The Police Department wrote at 12:38 p.m. that Robb Elementary students were being transported to the Willie DeLeon Civic Center to reunify with their loved ones. At 12:23 p.m., the scene was still active.
Police confirmed there was a “large Police presence at Robb Elementary 715 Old Carrizo St. We ask the public to avoid the area.” Before the suspect was confirmed deceased, police wrote that there was an “active police scene” and people should “avoid the area.”
University Health tweeted, “Update on the shooting at Robb Elementary School in Uvalde: at University Hospital, one patient, a 66-year-old woman, is in critical condition. We do not yet have a condition to report on the child.”
5. A Friend Described How Ramos Once ‘Cut Up His Face With Knives Over & Over & Over’

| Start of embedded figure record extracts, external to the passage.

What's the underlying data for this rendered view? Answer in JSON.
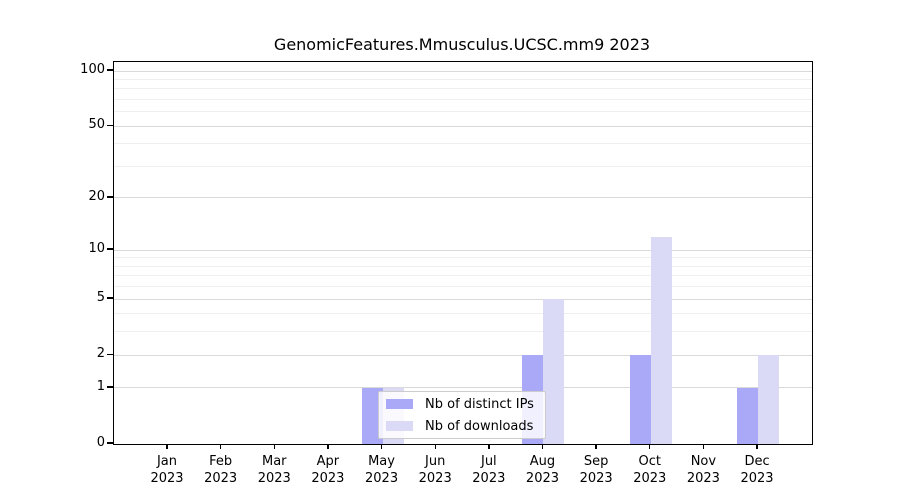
{
  "chart_data": {
    "type": "bar",
    "title": "GenomicFeatures.Mmusculus.UCSC.mm9 2023",
    "categories": [
      "Jan 2023",
      "Feb 2023",
      "Mar 2023",
      "Apr 2023",
      "May 2023",
      "Jun 2023",
      "Jul 2023",
      "Aug 2023",
      "Sep 2023",
      "Oct 2023",
      "Nov 2023",
      "Dec 2023"
    ],
    "series": [
      {
        "name": "Nb of distinct IPs",
        "color": "#a9a9f7",
        "values": [
          0,
          0,
          0,
          0,
          1,
          0,
          0,
          2,
          0,
          2,
          0,
          1
        ]
      },
      {
        "name": "Nb of downloads",
        "color": "#dadaf7",
        "values": [
          0,
          0,
          0,
          0,
          1,
          0,
          0,
          5,
          0,
          12,
          0,
          2
        ]
      }
    ],
    "yscale": "log1p",
    "yticks": [
      0,
      1,
      2,
      5,
      10,
      20,
      50,
      100
    ],
    "yticks_minor": [
      3,
      4,
      6,
      7,
      8,
      9,
      30,
      40,
      60,
      70,
      80,
      90
    ],
    "ylim": [
      0,
      110
    ],
    "xlabel": "",
    "ylabel": "",
    "grid": "horizontal",
    "legend_position": "lower center-left"
  },
  "colors": {
    "major_grid": "#d9d9d9",
    "minor_grid": "#efefef",
    "axis": "#000000",
    "legend_border": "#cccccc",
    "background": "#ffffff"
  }
}
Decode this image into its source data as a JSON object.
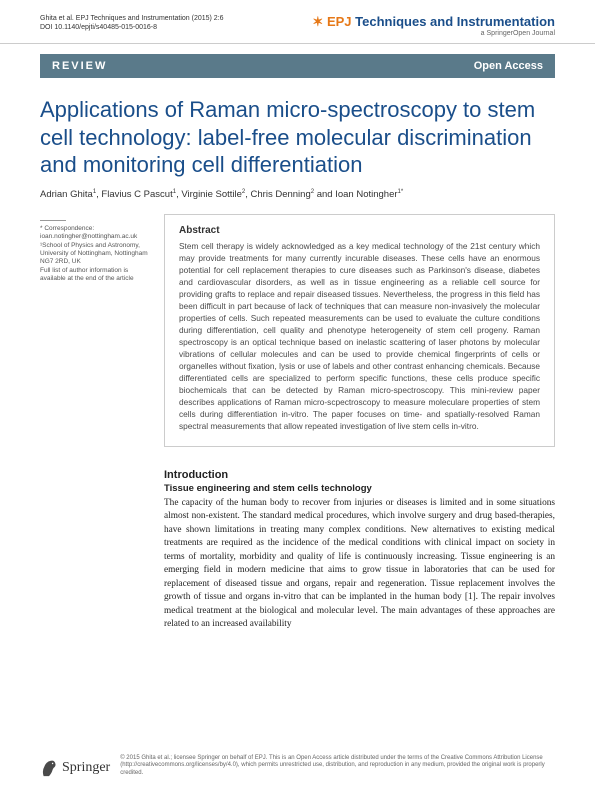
{
  "header": {
    "citation_line1": "Ghita et al. EPJ Techniques and Instrumentation  (2015) 2:6",
    "citation_line2": "DOI 10.1140/epjti/s40485-015-0016-8",
    "brand_epj": "EPJ",
    "brand_rest": "Techniques and Instrumentation",
    "brand_subtitle": "a SpringerOpen Journal"
  },
  "banner": {
    "review": "REVIEW",
    "open_access": "Open Access"
  },
  "title": "Applications of Raman micro-spectroscopy to stem cell technology: label-free molecular discrimination and monitoring cell differentiation",
  "authors_html": "Adrian Ghita<sup>1</sup>, Flavius C Pascut<sup>1</sup>, Virginie Sottile<sup>2</sup>, Chris Denning<sup>2</sup> and Ioan Notingher<sup>1*</sup>",
  "correspondence": {
    "label": "* Correspondence:",
    "email": "ioan.notingher@nottingham.ac.uk",
    "affil": "¹School of Physics and Astronomy, University of Nottingham, Nottingham NG7 2RD, UK",
    "note": "Full list of author information is available at the end of the article"
  },
  "abstract": {
    "heading": "Abstract",
    "text": "Stem cell therapy is widely acknowledged as a key medical technology of the 21st century which may provide treatments for many currently incurable diseases. These cells have an enormous potential for cell replacement therapies to cure diseases such as Parkinson's disease, diabetes and cardiovascular disorders, as well as in tissue engineering as a reliable cell source for providing grafts to replace and repair diseased tissues. Nevertheless, the progress in this field has been difficult in part because of lack of techniques that can measure non-invasively the molecular properties of cells. Such repeated measurements can be used to evaluate the culture conditions during differentiation, cell quality and phenotype heterogeneity of stem cell progeny. Raman spectroscopy is an optical technique based on inelastic scattering of laser photons by molecular vibrations of cellular molecules and can be used to provide chemical fingerprints of cells or organelles without fixation, lysis or use of labels and other contrast enhancing chemicals. Because differentiated cells are specialized to perform specific functions, these cells produce specific biochemicals that can be detected by Raman micro-spectroscopy. This mini-review paper describes applications of Raman micro-scpectroscopy to measure moleculare properties of stem cells during differentiation in-vitro. The paper focuses on time- and spatially-resolved Raman spectral measurements that allow repeated investigation of live stem cells in-vitro."
  },
  "intro": {
    "heading": "Introduction",
    "subheading": "Tissue engineering and stem cells technology",
    "body": "The capacity of the human body to recover from injuries or diseases is limited and in some situations almost non-existent. The standard medical procedures, which involve surgery and drug based-therapies, have shown limitations in treating many complex conditions. New alternatives to existing medical treatments are required as the incidence of the medical conditions with clinical impact on society in terms of mortality, morbidity and quality of life is continuously increasing. Tissue engineering is an emerging field in modern medicine that aims to grow tissue in laboratories that can be used for replacement of diseased tissue and organs, repair and regeneration. Tissue replacement involves the growth of tissue and organs in-vitro that can be implanted in the human body [1]. The repair involves medical treatment at the biological and molecular level. The main advantages of these approaches are related to an increased availability"
  },
  "footer": {
    "springer": "Springer",
    "license": "© 2015 Ghita et al.; licensee Springer on behalf of EPJ. This is an Open Access article distributed under the terms of the Creative Commons Attribution License (http://creativecommons.org/licenses/by/4.0), which permits unrestricted use, distribution, and reproduction in any medium, provided the original work is properly credited."
  }
}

Santos Valdez Jr., 18, was a friend of Ramos. He told The Washington Post about an incident where Ramos had “scratch marks across his face,” initially saying they were caused by a cat.

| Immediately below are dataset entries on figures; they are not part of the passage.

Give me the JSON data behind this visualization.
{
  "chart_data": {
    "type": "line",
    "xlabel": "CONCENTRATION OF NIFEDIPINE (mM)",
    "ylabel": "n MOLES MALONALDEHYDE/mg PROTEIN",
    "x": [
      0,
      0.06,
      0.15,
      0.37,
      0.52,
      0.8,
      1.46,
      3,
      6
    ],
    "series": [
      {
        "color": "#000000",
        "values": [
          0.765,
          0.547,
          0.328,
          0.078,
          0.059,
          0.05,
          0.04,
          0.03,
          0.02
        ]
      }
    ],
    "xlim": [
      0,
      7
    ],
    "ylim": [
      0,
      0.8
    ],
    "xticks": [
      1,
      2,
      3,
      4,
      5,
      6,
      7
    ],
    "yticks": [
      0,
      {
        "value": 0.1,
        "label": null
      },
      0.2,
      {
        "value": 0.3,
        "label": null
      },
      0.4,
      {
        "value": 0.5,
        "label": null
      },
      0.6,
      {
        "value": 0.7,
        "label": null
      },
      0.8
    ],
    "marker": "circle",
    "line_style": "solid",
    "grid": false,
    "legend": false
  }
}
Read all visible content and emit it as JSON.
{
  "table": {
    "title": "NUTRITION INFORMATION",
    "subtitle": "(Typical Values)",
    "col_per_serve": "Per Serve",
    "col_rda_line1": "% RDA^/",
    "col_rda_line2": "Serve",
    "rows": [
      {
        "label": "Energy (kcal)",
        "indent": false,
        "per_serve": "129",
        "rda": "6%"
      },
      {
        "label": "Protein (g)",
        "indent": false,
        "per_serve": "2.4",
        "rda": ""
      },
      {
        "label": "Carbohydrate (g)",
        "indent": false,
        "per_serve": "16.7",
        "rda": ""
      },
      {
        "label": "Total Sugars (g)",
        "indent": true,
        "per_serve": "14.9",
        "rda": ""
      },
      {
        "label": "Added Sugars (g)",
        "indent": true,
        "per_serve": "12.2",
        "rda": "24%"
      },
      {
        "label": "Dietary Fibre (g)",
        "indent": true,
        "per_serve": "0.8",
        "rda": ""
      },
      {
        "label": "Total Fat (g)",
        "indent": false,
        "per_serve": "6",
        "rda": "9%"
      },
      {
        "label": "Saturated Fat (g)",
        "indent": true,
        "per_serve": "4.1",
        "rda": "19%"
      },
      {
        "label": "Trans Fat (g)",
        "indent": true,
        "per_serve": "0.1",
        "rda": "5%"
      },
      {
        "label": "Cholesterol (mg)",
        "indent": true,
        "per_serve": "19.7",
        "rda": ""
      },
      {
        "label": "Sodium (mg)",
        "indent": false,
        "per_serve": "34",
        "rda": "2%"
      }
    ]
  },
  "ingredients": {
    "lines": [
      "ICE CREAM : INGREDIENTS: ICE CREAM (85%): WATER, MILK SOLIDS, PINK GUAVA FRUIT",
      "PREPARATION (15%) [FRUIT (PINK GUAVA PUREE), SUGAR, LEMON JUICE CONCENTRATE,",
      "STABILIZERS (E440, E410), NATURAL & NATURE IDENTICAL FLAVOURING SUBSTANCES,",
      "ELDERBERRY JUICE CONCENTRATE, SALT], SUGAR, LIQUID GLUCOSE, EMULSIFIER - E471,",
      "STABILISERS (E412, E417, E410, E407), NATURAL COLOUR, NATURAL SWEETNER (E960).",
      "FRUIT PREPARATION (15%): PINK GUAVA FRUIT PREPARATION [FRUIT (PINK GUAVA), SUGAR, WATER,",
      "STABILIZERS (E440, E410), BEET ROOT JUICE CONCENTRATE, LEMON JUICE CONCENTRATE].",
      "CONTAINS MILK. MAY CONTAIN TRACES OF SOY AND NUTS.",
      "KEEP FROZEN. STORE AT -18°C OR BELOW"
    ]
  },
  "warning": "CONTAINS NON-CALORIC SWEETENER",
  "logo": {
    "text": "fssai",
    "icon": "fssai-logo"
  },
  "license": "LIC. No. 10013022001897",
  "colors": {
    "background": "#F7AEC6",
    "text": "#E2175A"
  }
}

“Then he told me the truth, that he’d cut up his face with knives over and over and over,” Valdez told the newspaper, adding that Ramos said he cut his face for “fun.”
Law enforcement officials described a harrowing scene in which officers tried to stop the suspect outside the school, but he got inside anyway and then entered classrooms. It’s not yet clear what drew law enforcement’s attention to the shooter.
“Texas DPS spokesperson to CNN: several law enforcement officers engaged suspect outside the school, but he was able to make entry into the school. Shooter went into several classrooms,” wrote Steve Lookner, of Agenda Free TV.
The federal Bureau of Alcohol, Tobacco and Firearms, tweeted, “@ATFHous on scene at Robb Elementary School in Uvalde, TX providing assistance in the investigation of a school shooting. Uvalde Police Department is the point of contact and will release more information as it becomes available.”
A source told Click2Houston that Ramos “legally purchased two AR platform rifles at a local federal firearms licensee on two separate dates: May 17, 2022, and May 20, 2022.” One rifle was found in the truck; the other in the school (a Daniel Defense rifle.)
That source told the television station that the suspect bought 375 rounds of ammunition on May 18. His home address was given as the 500 block of Diaz Street in Uvalde.
Click2Houston reported that Ramos “dropped a backpack with several magazines full of ammunition near the entrance of the school.” Seven 30-round magazines were located inside the school. That site reports that, instead of body armor, he was wearing a “plate carrier.”
The Uvalde Police Department wrote on Facebook, “Parents are asked to pick up students at the regular dismissal times at the child’s campus. There will be no bus transportation. Officers will be on site to escort students to the parents cars. Parents please be patient as lines will be long. Source: Uvalde CISD.”